KCIC (Kereta Cepat Indonesia China) merupakan perusahaan patungan antara konsorsium Indonesia dan China yang membangun serta mengoperasikan proyek kereta cepat Jakarta–Bandung.
Langkah ini diungkapkan oleh Menteri Sekretaris Negara (Mensesneg) Prasetyo Hadi seusai menghadiri rapat di kediaman Presiden Prabowo Subianto di Jalan Kertanegara, Jakarta, Minggu (12/10/2025) malam.
“Beberapa waktu yang lalu sudah dibicarakan untuk diminta mencari skema supaya beban keuangan itu bisa dicarikan jalan keluar,” ucap Prasetyo Hadi.

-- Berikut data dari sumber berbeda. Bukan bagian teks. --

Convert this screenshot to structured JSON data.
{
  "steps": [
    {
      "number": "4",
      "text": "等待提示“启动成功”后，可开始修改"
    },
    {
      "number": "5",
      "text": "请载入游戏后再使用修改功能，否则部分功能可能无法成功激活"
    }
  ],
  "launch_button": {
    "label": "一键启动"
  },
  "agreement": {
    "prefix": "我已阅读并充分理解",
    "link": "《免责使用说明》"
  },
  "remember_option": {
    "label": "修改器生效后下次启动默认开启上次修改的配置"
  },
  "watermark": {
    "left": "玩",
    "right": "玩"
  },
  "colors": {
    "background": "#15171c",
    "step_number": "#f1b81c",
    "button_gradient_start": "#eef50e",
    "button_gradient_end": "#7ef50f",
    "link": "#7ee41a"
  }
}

Baca juga: Kereta Cepat Rugi Besar, Menkeu Purbaya Ogah Gunakan APBN
Pemerintah Tak Bahas Utang KCIC dalam Rapat
Prasetyo menjelaskan bahwa dalam rapat tersebut, isu mengenai pembayaran utang proyek kereta cepat tidak menjadi pembahasan utama.
Namun, ia menegaskan pentingnya proyek Whoosh sebagai sarana transportasi strategis yang membantu mobilitas masyarakat, terutama di koridor Jakarta–Bandung.
Whoosh merupakan nama komersial dari kereta cepat Indonesia–China, kepanjangan dari Waktu Hemat, Operasi Optimal, Sistem Hebat.
“Whoosh menjadi salah satu moda transportasi yang sekarang sangat membantu aktivitas masyarakat, baik dari Jakarta maupun ke Bandung,” ujarnya.
Lebih lanjut, Prasetyo juga menyinggung kemungkinan pengembangan jalur kereta cepat hingga Surabaya sebagai bagian dari rencana jangka panjang pemerintah.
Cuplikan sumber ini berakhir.